BitSys v1.0.0: Multi-Precision Multiplier and MAC RTL/IP Release

Latest

Choose a tag to compare

@liuyh-Horizon liuyh-Horizon released this 22 Jun 17:20

BitSys v1.0.0: Multi-Precision Multiplier and MAC RTL/IP Release

This is the first stable open-source release of BitSys.

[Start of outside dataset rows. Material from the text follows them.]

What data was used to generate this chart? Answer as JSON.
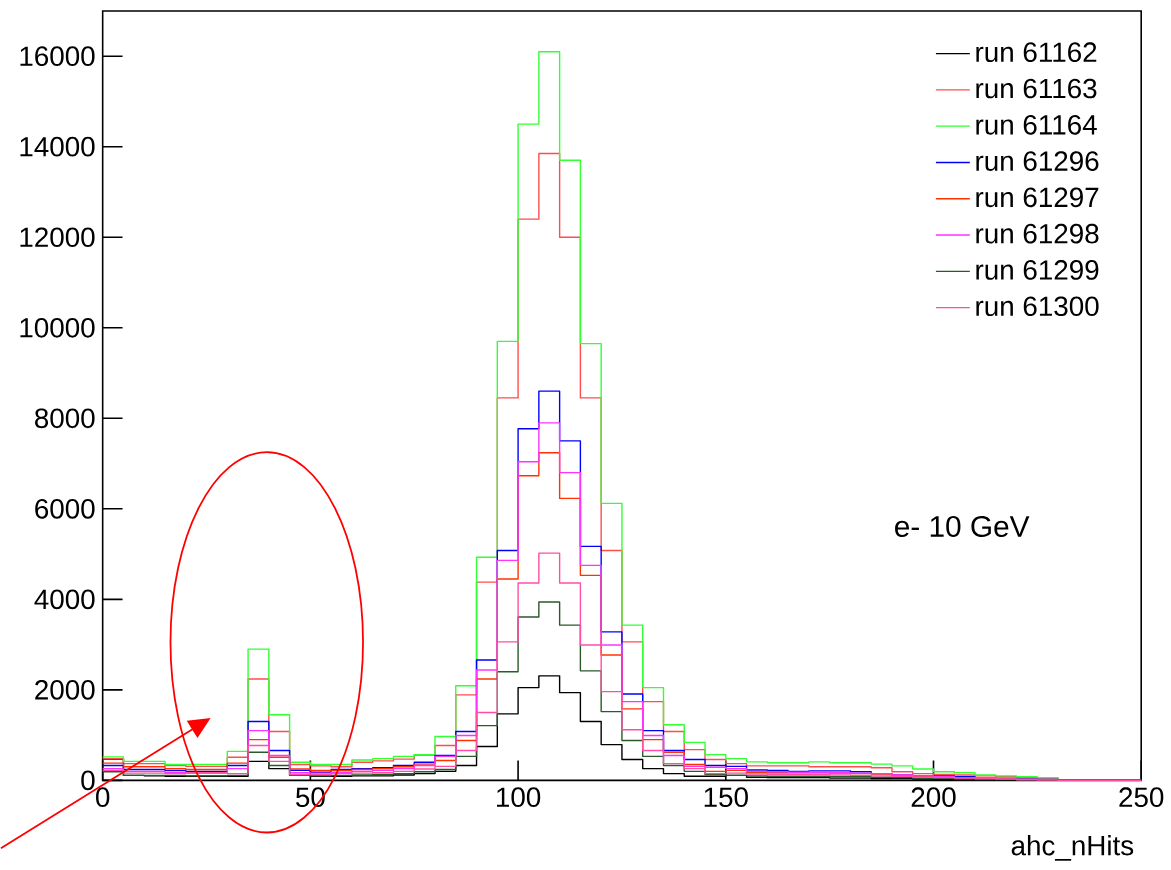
{
  "chart_data": {
    "type": "histogram",
    "xlabel": "ahc_nHits",
    "bins": [
      0,
      5,
      10,
      15,
      20,
      25,
      30,
      35,
      40,
      45,
      50,
      55,
      60,
      65,
      70,
      75,
      80,
      85,
      90,
      95,
      100,
      105,
      110,
      115,
      120,
      125,
      130,
      135,
      140,
      145,
      150,
      155,
      160,
      165,
      170,
      175,
      180,
      185,
      190,
      195,
      200,
      205,
      210,
      215,
      220,
      225,
      230,
      235,
      240,
      245,
      250
    ],
    "series": [
      {
        "name": "run 61162",
        "color": "#000000",
        "values": [
          470,
          110,
          100,
          90,
          90,
          90,
          90,
          420,
          260,
          110,
          90,
          90,
          100,
          100,
          120,
          150,
          200,
          330,
          750,
          1470,
          2050,
          2310,
          1940,
          1300,
          790,
          460,
          260,
          150,
          90,
          90,
          110,
          70,
          60,
          60,
          60,
          50,
          50,
          40,
          40,
          30,
          20,
          20,
          20,
          10,
          10,
          10,
          0,
          0,
          0,
          0
        ]
      },
      {
        "name": "run 61163",
        "color": "#ff4d4d",
        "values": [
          480,
          370,
          370,
          330,
          310,
          310,
          510,
          2240,
          1080,
          350,
          320,
          300,
          400,
          430,
          470,
          560,
          770,
          1890,
          4380,
          8450,
          12400,
          13850,
          12000,
          8450,
          5080,
          3060,
          1740,
          1080,
          680,
          460,
          370,
          320,
          320,
          320,
          300,
          300,
          300,
          280,
          190,
          150,
          130,
          120,
          100,
          80,
          60,
          50,
          0,
          0,
          0,
          0
        ]
      },
      {
        "name": "run 61164",
        "color": "#33ff33",
        "values": [
          520,
          420,
          420,
          350,
          350,
          350,
          640,
          2900,
          1450,
          400,
          350,
          350,
          450,
          480,
          530,
          570,
          970,
          2090,
          4930,
          9700,
          14500,
          16100,
          13700,
          9650,
          6120,
          3430,
          2050,
          1230,
          840,
          570,
          480,
          410,
          390,
          390,
          410,
          390,
          390,
          360,
          320,
          250,
          190,
          170,
          120,
          100,
          80,
          60,
          0,
          0,
          0,
          0
        ]
      },
      {
        "name": "run 61296",
        "color": "#0000ff",
        "values": [
          330,
          240,
          240,
          220,
          200,
          200,
          330,
          1300,
          660,
          220,
          180,
          240,
          260,
          280,
          330,
          400,
          550,
          1080,
          2660,
          5080,
          7770,
          8600,
          7500,
          5170,
          3280,
          1910,
          1100,
          660,
          460,
          330,
          310,
          230,
          220,
          200,
          210,
          210,
          190,
          150,
          120,
          100,
          100,
          80,
          50,
          40,
          30,
          20,
          0,
          0,
          0,
          0
        ]
      },
      {
        "name": "run 61297",
        "color": "#ff3300",
        "values": [
          380,
          300,
          300,
          260,
          240,
          240,
          380,
          900,
          510,
          250,
          220,
          220,
          240,
          260,
          300,
          360,
          440,
          880,
          2240,
          4450,
          6730,
          7240,
          6230,
          4530,
          2770,
          1580,
          900,
          620,
          350,
          200,
          220,
          180,
          170,
          170,
          170,
          160,
          150,
          140,
          110,
          90,
          80,
          60,
          40,
          30,
          20,
          10,
          0,
          0,
          0,
          0
        ]
      },
      {
        "name": "run 61298",
        "color": "#ff33ff",
        "values": [
          260,
          200,
          200,
          180,
          160,
          160,
          260,
          1100,
          550,
          170,
          160,
          180,
          200,
          220,
          260,
          330,
          530,
          990,
          2440,
          4860,
          7040,
          7900,
          6800,
          4750,
          2990,
          1740,
          990,
          550,
          310,
          290,
          260,
          200,
          190,
          180,
          180,
          170,
          160,
          150,
          120,
          100,
          80,
          60,
          40,
          30,
          20,
          10,
          0,
          0,
          0,
          0
        ]
      },
      {
        "name": "run 61299",
        "color": "#2a5a2a",
        "values": [
          190,
          110,
          110,
          110,
          100,
          100,
          110,
          620,
          330,
          110,
          100,
          110,
          120,
          130,
          150,
          190,
          240,
          530,
          1210,
          2400,
          3610,
          3940,
          3430,
          2420,
          1520,
          880,
          530,
          330,
          200,
          130,
          110,
          100,
          90,
          90,
          90,
          80,
          80,
          70,
          60,
          50,
          40,
          30,
          20,
          20,
          10,
          10,
          0,
          0,
          0,
          0
        ]
      },
      {
        "name": "run 61300",
        "color": "#ff4da6",
        "values": [
          220,
          160,
          160,
          150,
          170,
          170,
          150,
          770,
          420,
          130,
          130,
          150,
          160,
          170,
          200,
          250,
          310,
          660,
          1500,
          3060,
          4360,
          5020,
          4360,
          2990,
          1960,
          1120,
          660,
          370,
          260,
          150,
          160,
          140,
          130,
          130,
          130,
          120,
          110,
          100,
          90,
          70,
          60,
          50,
          40,
          30,
          20,
          10,
          0,
          0,
          0,
          0
        ]
      }
    ],
    "xlim": [
      0,
      250
    ],
    "xticks": [
      0,
      50,
      100,
      150,
      200,
      250
    ],
    "ylim": [
      0,
      17000
    ],
    "yticks": [
      0,
      2000,
      4000,
      6000,
      8000,
      10000,
      12000,
      14000,
      16000
    ],
    "legend": "top right",
    "grid": false,
    "annotations": [
      "e- 10 GeV"
    ]
  }
}
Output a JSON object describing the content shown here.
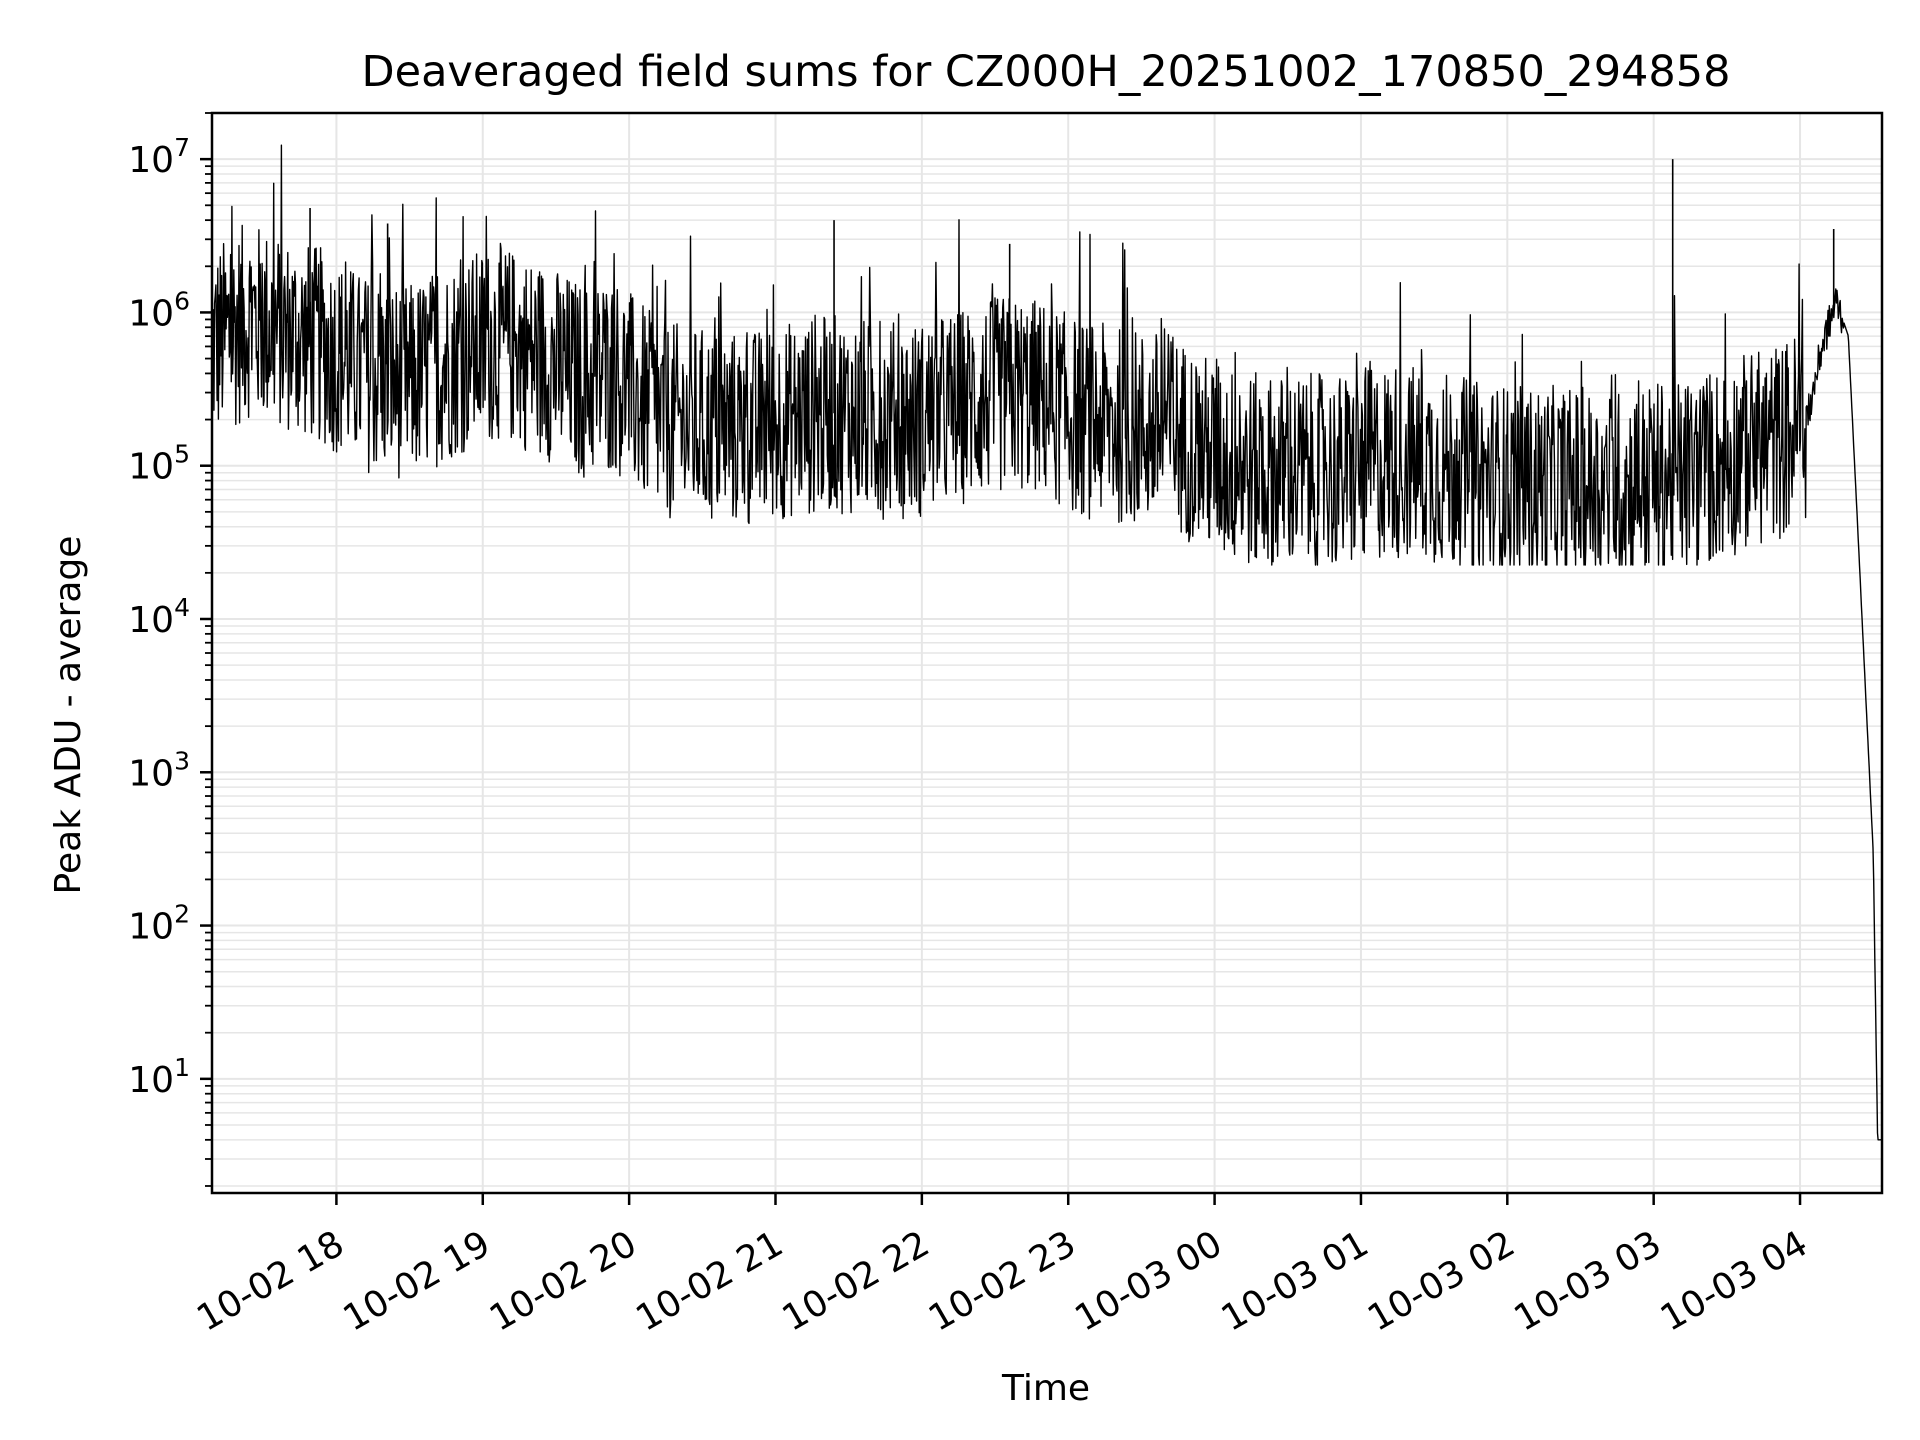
{
  "chart_data": {
    "type": "line",
    "title": "Deaveraged field sums for CZ000H_20251002_170850_294858",
    "xlabel": "Time",
    "ylabel": "Peak ADU - average",
    "yscale": "log",
    "ylim": [
      1.8,
      20000000
    ],
    "xlim_hours_from_10-02_17": [
      0.15,
      11.56
    ],
    "grid": true,
    "line_color": "#000000",
    "x_ticks": [
      {
        "label": "10-02 18",
        "hour": 1
      },
      {
        "label": "10-02 19",
        "hour": 2
      },
      {
        "label": "10-02 20",
        "hour": 3
      },
      {
        "label": "10-02 21",
        "hour": 4
      },
      {
        "label": "10-02 22",
        "hour": 5
      },
      {
        "label": "10-02 23",
        "hour": 6
      },
      {
        "label": "10-03 00",
        "hour": 7
      },
      {
        "label": "10-03 01",
        "hour": 8
      },
      {
        "label": "10-03 02",
        "hour": 9
      },
      {
        "label": "10-03 03",
        "hour": 10
      },
      {
        "label": "10-03 04",
        "hour": 11
      }
    ],
    "y_ticks": [
      {
        "base": "10",
        "exp": "1",
        "value": 10
      },
      {
        "base": "10",
        "exp": "2",
        "value": 100
      },
      {
        "base": "10",
        "exp": "3",
        "value": 1000
      },
      {
        "base": "10",
        "exp": "4",
        "value": 10000
      },
      {
        "base": "10",
        "exp": "5",
        "value": 100000
      },
      {
        "base": "10",
        "exp": "6",
        "value": 1000000
      },
      {
        "base": "10",
        "exp": "7",
        "value": 10000000
      }
    ],
    "series": [
      {
        "name": "Peak ADU - average",
        "x_hours": [
          0.15,
          0.4,
          0.7,
          0.9,
          1.2,
          1.5,
          1.8,
          2.1,
          2.4,
          2.7,
          2.9,
          3.2,
          3.5,
          3.8,
          4.1,
          4.4,
          4.7,
          5.0,
          5.3,
          5.6,
          5.8,
          6.1,
          6.4,
          6.7,
          7.0,
          7.3,
          7.6,
          7.9,
          8.2,
          8.5,
          8.8,
          9.1,
          9.4,
          9.7,
          10.0,
          10.3,
          10.6,
          10.9,
          11.05,
          11.15,
          11.25,
          11.33,
          11.4,
          11.45,
          11.5,
          11.53,
          11.56
        ],
        "y_baseline": [
          600000,
          900000,
          700000,
          600000,
          400000,
          350000,
          500000,
          650000,
          500000,
          350000,
          400000,
          200000,
          180000,
          170000,
          200000,
          220000,
          200000,
          200000,
          250000,
          300000,
          280000,
          200000,
          180000,
          170000,
          110000,
          90000,
          90000,
          90000,
          110000,
          100000,
          80000,
          75000,
          75000,
          70000,
          80000,
          90000,
          120000,
          150000,
          200000,
          600000,
          1200000,
          700000,
          30000,
          3000,
          300,
          4,
          4
        ],
        "notable_peaks": [
          {
            "hour": 0.82,
            "value": 4800000
          },
          {
            "hour": 1.35,
            "value": 3800000
          },
          {
            "hour": 4.4,
            "value": 4000000
          },
          {
            "hour": 5.6,
            "value": 2800000
          },
          {
            "hour": 10.13,
            "value": 10000000
          },
          {
            "hour": 11.23,
            "value": 3500000
          }
        ],
        "typical_min": 30000
      }
    ]
  }
}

This release provides the core RTL artifacts of the BitSys multi-precision arithmetic architecture, including both the multi-precision multiplier and the multi-precision multiply-accumulator.

Included in this release

  • BitSys multi-precision multiplier

    • LUT6_2-optimized implementation
    • Pure RTL reference implementation
  • BitSys multi-precision multiply-accumulator

    • LUT6_2-optimized implementation
    • Pure RTL reference implementation
  • Vivado packaged IPs for LUT6_2-optimized implementations

    • BitSys_MPMUL
    • BitSys_MPMAC
  • Verilog source code

  • Testbenches

  • Complete Vivado projects

Supported modes

The released designs use a fixed 8-bit input container and support runtime-selectable precision modes:

  • 1-bit, 8 channels
  • 2-bit, 4 channels
  • 4-bit, 2 channels
  • 8-bit, 1 channel

The 2/4/8-bit modes support signed and unsigned operation through the is_signed input. The 1-bit mode follows bipolar BNN-style encoding.

Verification

The BitSys MAC was validated by randomized simulation with 100,000 tests per mode. Each test accumulates 1,024 input pairs.

The tested configurations include:

  • 1-bit mode
  • 2-bit unsigned mode
  • 2-bit signed mode
  • 4-bit unsigned mode
  • 4-bit signed mode
  • 8-bit unsigned mode
  • 8-bit signed mode

No mismatches were observed in the tested configurations.

Toolchain

The designs were developed and tested with Vivado 2024.1.

The LUT6_2-optimized versions are Xilinx FPGA specific. The pure RTL versions are provided as reference implementations.

Notes

The Vivado packaged IPs are provided for the LUT6_2-optimized implementations.

This release focuses on the multiplier-level and MAC-level BitSys arithmetic artifacts. It does not include AXI wrappers, host software, DMA integration, or complete system-level accelerator integration.